While at University in Bristol reading mathematics he directed a number of vocal and instrumental groups and sang occasionally as a Lay Clerk at the Cathedral there. 

After teaching in a large Bristol comprehensive school, he moved to Gloucester’s cathedral school where, among more conventional musical pursuits, he directed the first ever performance of Jesus Christ Superstar in a cathedral.  
Following a family move back to Orpington, with work in London on various educational projects, Ralph is delighted to work with the St Giles choirs

Clive Brearley - Organist

Clive’s interest in music began while at Taunton School. There he started to learn the organ and joined the school choir. He thought his interest in church music might die down when he left school and started on a hotel management course - the hours in the Hotel Industry don’t mix well with church music – but things did not work out that way.

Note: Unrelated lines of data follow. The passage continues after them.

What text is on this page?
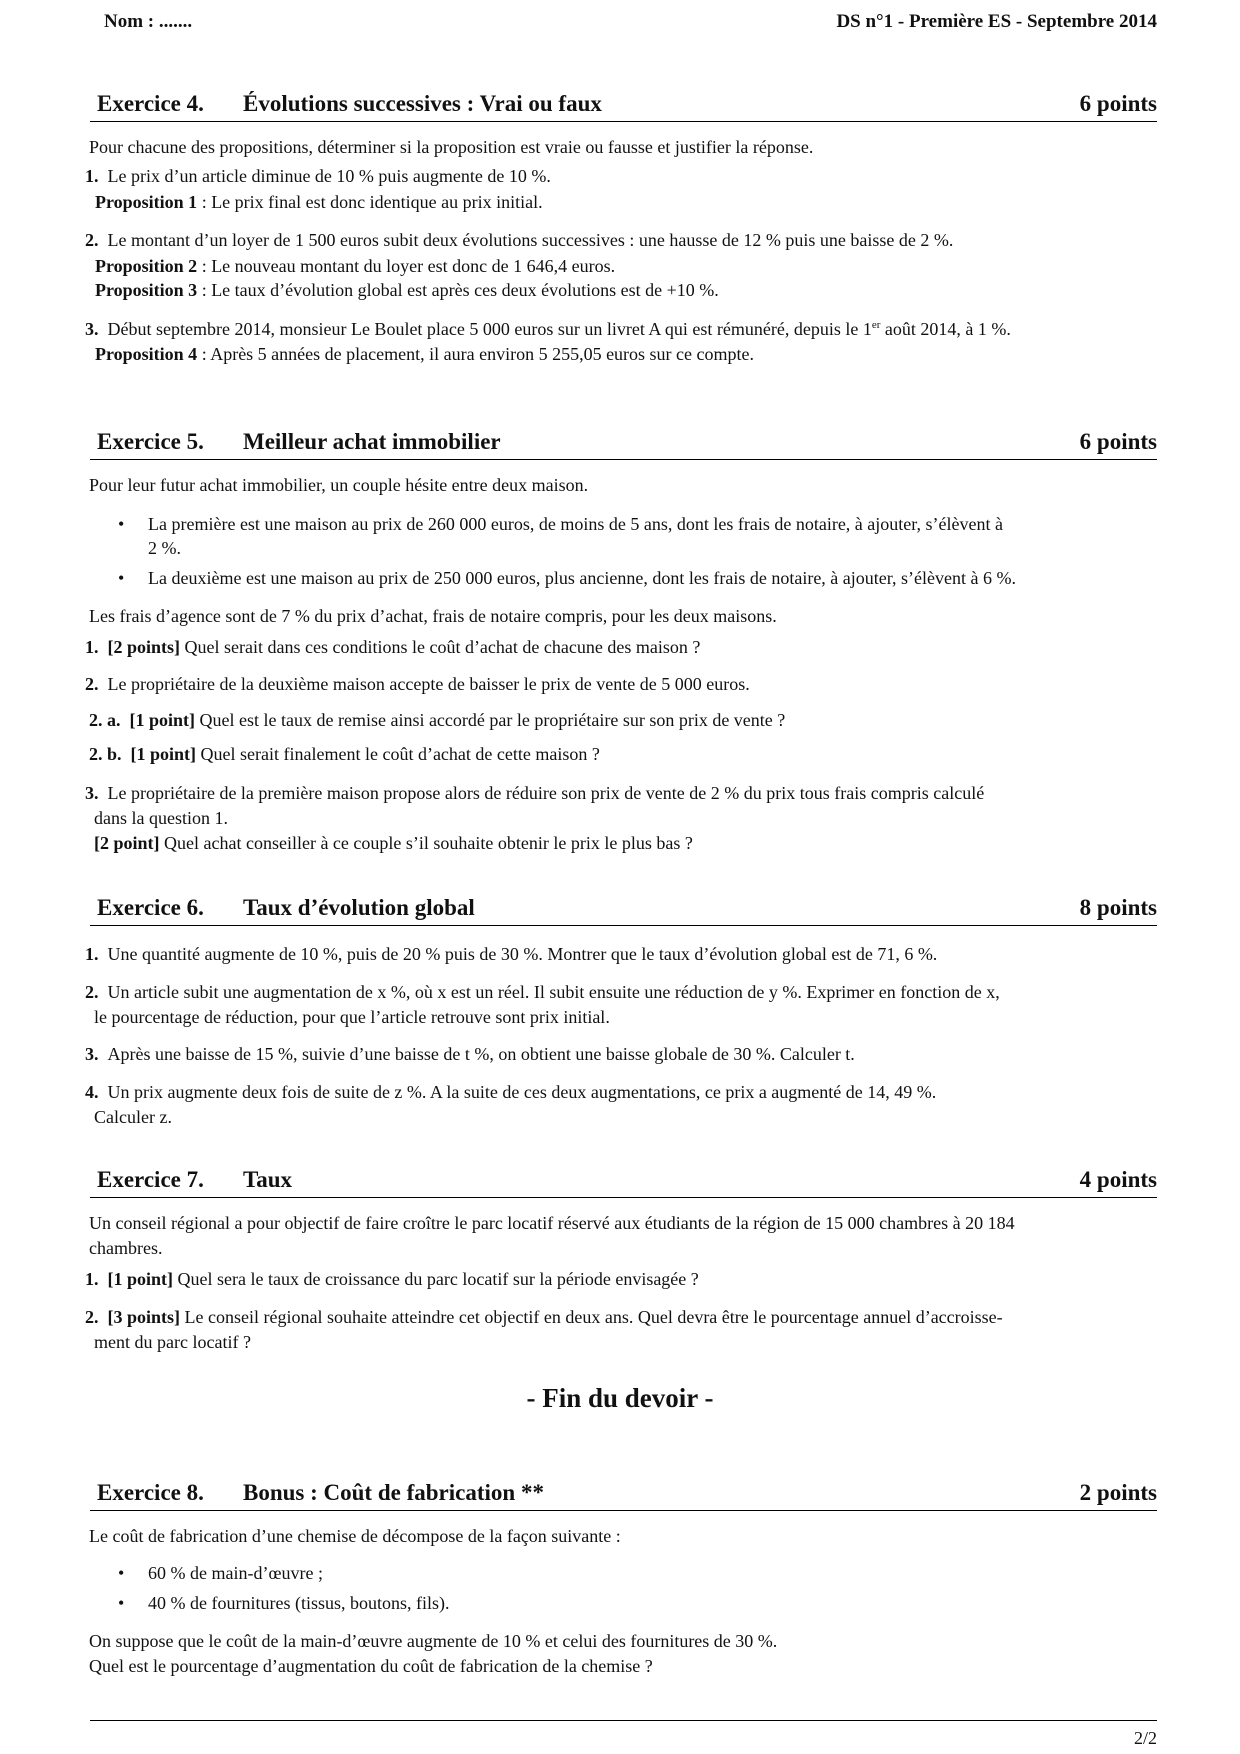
Nom : .......	DS n°1 - Première ES - Septembre 2014
Exercice 4. Évolutions successives : Vrai ou faux	6 points
Pour chacune des propositions, déterminer si la proposition est vraie ou fausse et justifier la réponse.
1. Le prix d’un article diminue de 10 % puis augmente de 10 %.
Proposition 1 : Le prix final est donc identique au prix initial.
2. Le montant d’un loyer de 1 500 euros subit deux évolutions successives : une hausse de 12 % puis une baisse de 2 %.
Proposition 2 : Le nouveau montant du loyer est donc de 1 646,4 euros.
Proposition 3 : Le taux d’évolution global est après ces deux évolutions est de +10 %.
3. Début septembre 2014, monsieur Le Boulet place 5 000 euros sur un livret A qui est rémunéré, depuis le 1er août 2014, à 1 %.
Proposition 4 : Après 5 années de placement, il aura environ 5 255,05 euros sur ce compte.
Exercice 5. Meilleur achat immobilier	6 points
Pour leur futur achat immobilier, un couple hésite entre deux maison.
• La première est une maison au prix de 260 000 euros, de moins de 5 ans, dont les frais de notaire, à ajouter, s’élèvent à
2 %.
• La deuxième est une maison au prix de 250 000 euros, plus ancienne, dont les frais de notaire, à ajouter, s’élèvent à 6 %.
Les frais d’agence sont de 7 % du prix d’achat, frais de notaire compris, pour les deux maisons.
1. [2 points] Quel serait dans ces conditions le coût d’achat de chacune des maison ?
2. Le propriétaire de la deuxième maison accepte de baisser le prix de vente de 5 000 euros.
2. a. [1 point] Quel est le taux de remise ainsi accordé par le propriétaire sur son prix de vente ?
2. b. [1 point] Quel serait finalement le coût d’achat de cette maison ?
3. Le propriétaire de la première maison propose alors de réduire son prix de vente de 2 % du prix tous frais compris calculé
dans la question 1.
[2 point] Quel achat conseiller à ce couple s’il souhaite obtenir le prix le plus bas ?
Exercice 6. Taux d’évolution global	8 points
1. Une quantité augmente de 10 %, puis de 20 % puis de 30 %. Montrer que le taux d’évolution global est de 71, 6 %.
2. Un article subit une augmentation de x %, où x est un réel. Il subit ensuite une réduction de y %. Exprimer en fonction de x,
le pourcentage de réduction, pour que l’article retrouve sont prix initial.
3. Après une baisse de 15 %, suivie d’une baisse de t %, on obtient une baisse globale de 30 %. Calculer t.
4. Un prix augmente deux fois de suite de z %. A la suite de ces deux augmentations, ce prix a augmenté de 14, 49 %.
Calculer z.
Exercice 7. Taux	4 points
Un conseil régional a pour objectif de faire croître le parc locatif réservé aux étudiants de la région de 15 000 chambres à 20 184
chambres.
1. [1 point] Quel sera le taux de croissance du parc locatif sur la période envisagée ?
2. [3 points] Le conseil régional souhaite atteindre cet objectif en deux ans. Quel devra être le pourcentage annuel d’accroisse-
ment du parc locatif ?
- Fin du devoir -
Exercice 8. Bonus : Coût de fabrication **	2 points
Le coût de fabrication d’une chemise de décompose de la façon suivante :
• 60 % de main-d’œuvre ;
• 40 % de fournitures (tissus, boutons, fils).
On suppose que le coût de la main-d’œuvre augmente de 10 % et celui des fournitures de 30 %.
Quel est le pourcentage d’augmentation du coût de fabrication de la chemise ?
2/2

Within weeks of leaving school he
became assistant organist at a local church and started organ lessons in London with David Sanger, who was unknown at the time but became a World class organ recitalist - and a great friend.
He soon became a church organist and choirmaster; career just had to fit around it. Holidays were often spent on musical
pursuits such as madrigal singing or going to courses on musical
interpretation and conducting where he made many friends for life.